Есть моя мысль, и есть Бог. Отсюда все и исходит. От Бога картезианская наука нисходит к вещам и дедуцирует Физику. Только совершенное знание, знание причин соразмерно притязаниям философа. Ему также известна вся вселенная a priori и согласно самому порядку творческого Разума. (Если же у него это не выйдет, Декартово знание протянет руку метафизике Спинозы.) А чего он ожидает от чувств — ведь не совсем же, в конце концов, забыл мыслитель, что мы люди? Чувства играют лишь привходящую роль — в частности, осуществляют выбор между различными равно возможными идеальными комбинациями, показывая нам, которая из них осуществляется на деле.
Таким предстает перед нами в первом своем проявлении независимость картезианского разума от вещей: интеллект отделяется от чувств, посредством которых он находился в соприкосновении с вещами, с единичным существующим. Телесность в деле познания презрена; животное знание, изначально связывающее нас с тварным миром, отринуто. Отринута и собственно человеческая особенность — невозможность познавать иначе, как интеллектом и чувствами совместно, то, что ангел познает одним интеллектом. И эта славная наука отправляется в путь. Занимать ли ей уверенности в себе? Она собралась далеко… Но за поворотом ее ожидает Кант и говорит ей: если чувства дают нам только чистую кажимость, а не переносят в наш ум то, что есть, — значит, тебе, гордячка, для перехода к бытию нужна сверхчувственная интуиция — та самая, которой наделены бестелесные духи, по образу коих тебя переделали. Но у тебя в поклаже такой интуиции нет. Ergo ты никак не можешь познать то, что есть, и все твои a priori — только костяк для явлений.
12. У картезианской независимости от вещей есть и другой аспект — пожалуй, более характерный для нее. Он относится не столько к чувственным вещам как таковым, сколько к заключенной в них интеллигибельности, а значит, к предмету, свойственному самому интеллекту.

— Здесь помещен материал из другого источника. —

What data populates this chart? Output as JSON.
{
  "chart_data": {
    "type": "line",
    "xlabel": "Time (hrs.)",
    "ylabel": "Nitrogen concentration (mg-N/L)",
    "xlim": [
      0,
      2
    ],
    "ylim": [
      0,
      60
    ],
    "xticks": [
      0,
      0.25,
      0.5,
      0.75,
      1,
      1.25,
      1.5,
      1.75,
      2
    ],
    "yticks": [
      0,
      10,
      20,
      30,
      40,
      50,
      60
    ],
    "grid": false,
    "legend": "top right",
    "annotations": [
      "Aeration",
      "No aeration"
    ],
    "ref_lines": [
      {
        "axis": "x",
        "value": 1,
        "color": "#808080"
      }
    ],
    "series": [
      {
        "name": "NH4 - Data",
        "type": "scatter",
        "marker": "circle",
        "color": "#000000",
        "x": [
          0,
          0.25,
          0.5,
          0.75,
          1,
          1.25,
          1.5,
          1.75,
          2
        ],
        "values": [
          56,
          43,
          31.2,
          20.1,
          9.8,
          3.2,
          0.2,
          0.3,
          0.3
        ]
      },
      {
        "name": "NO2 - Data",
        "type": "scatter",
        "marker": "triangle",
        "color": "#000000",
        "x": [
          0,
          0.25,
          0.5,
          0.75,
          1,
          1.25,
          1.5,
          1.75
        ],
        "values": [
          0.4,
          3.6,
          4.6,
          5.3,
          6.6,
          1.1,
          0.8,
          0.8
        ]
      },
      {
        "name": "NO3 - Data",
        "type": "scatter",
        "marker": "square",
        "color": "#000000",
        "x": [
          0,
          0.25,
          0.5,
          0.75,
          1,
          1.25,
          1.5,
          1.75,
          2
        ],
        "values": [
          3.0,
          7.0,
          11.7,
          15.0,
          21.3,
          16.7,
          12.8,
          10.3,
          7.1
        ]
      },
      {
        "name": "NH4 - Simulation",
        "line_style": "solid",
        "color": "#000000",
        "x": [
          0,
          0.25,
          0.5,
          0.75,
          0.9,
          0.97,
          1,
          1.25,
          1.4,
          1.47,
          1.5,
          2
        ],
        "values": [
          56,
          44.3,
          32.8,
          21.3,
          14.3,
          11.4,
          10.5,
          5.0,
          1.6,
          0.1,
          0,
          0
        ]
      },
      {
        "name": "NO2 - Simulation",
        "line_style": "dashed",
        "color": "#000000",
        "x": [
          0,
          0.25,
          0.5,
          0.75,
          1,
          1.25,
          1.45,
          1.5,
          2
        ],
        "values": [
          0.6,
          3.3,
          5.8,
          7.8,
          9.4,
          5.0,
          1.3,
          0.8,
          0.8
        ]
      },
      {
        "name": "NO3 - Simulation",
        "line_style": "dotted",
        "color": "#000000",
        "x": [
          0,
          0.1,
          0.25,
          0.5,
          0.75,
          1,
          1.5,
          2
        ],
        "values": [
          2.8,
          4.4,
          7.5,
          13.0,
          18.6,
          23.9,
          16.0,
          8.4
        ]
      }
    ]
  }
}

Для св. Фомы из абстрагирующей природы нашего интеллекта логически следует, что единственный абсолютно первичный объект, которого он может достичь, — это Бытие вообще; в Нем он разрешает все свои представления, научаясь, под диктовку опыта, эксплицировать содержащиеся в нем самом различия. Но более чем очевидно, что Бытие, пропитывающее все вещи, не враждебно никакой реальности: оно принимает любую; для всей, если можно так выразиться, фауны творения, для всех форм, источаемых Творчеством Божиим — благородных и редких, убогих и роскошных, — оно лоно Авраамово, в котором они покоятся. Отсюда явствует, что исследование, проводимое в соответствии с бытием, вырабатывающее понятия нашего сознания согласно требованиям действительности, покорное аналогии трансценденталий, верно и послушно, любовно и благочестиво следующее контурам того, что есть, сможет проникнуть внутрь вещей и установить с сущностями умопостигаемое общение, ни в чем не вредя их неповторимости и единству, их собственной тайне. Вот почему, хотя рассудок томиста, как всякий человеческий рассудок, может быть узок и негибок, совершенно несоразмерен защищаемой им мудрости, он все же может сказать себе в утешение, что, согласно учителю, нет ни единой вещи на небе и на земле, которая в богословии была бы
Напротив, для Декарта — и это логически следует из его иннативизма — мысль находит в себе множество готовых идей, нередуцируемых и неразрешимых, каждая из которых ясна сама по себе, является предметом первичной интуиции, — умопостигаемых элементов, к которым должно сводиться все, что относится к познанию. Это «простые природы» — как бы атомы очевидности и интеллигибельности[234]. Упразднив материальное разрешение наших понятий в вещах, Декарт точно так же упразднил и их формальное разрешение в бытии.
Ангелы тоже не вырабатывают своих идей из общей ткани бытия, но потому, что одной-единственной своей понимающей идеей они исчерпывают всю действительность того или иного разряда тварного мира. Если же не искать разрешения вещей в бытии, а редуцировать их к простым сущностям — все душевное к мысли, все материальное к пространству и движению, — это может привести лишь к неисчислимому ущербу для разумения, которое, так или иначе, остается дискурсивным и вся работа которого состоит в сочетании все большего числа понятий.
Картезианский переворот в данном случае привел ни больше, ни меньше, как к радикальному изменению самого понятия постижимости и, соответственно, самого типа научного мышления и «объяснения».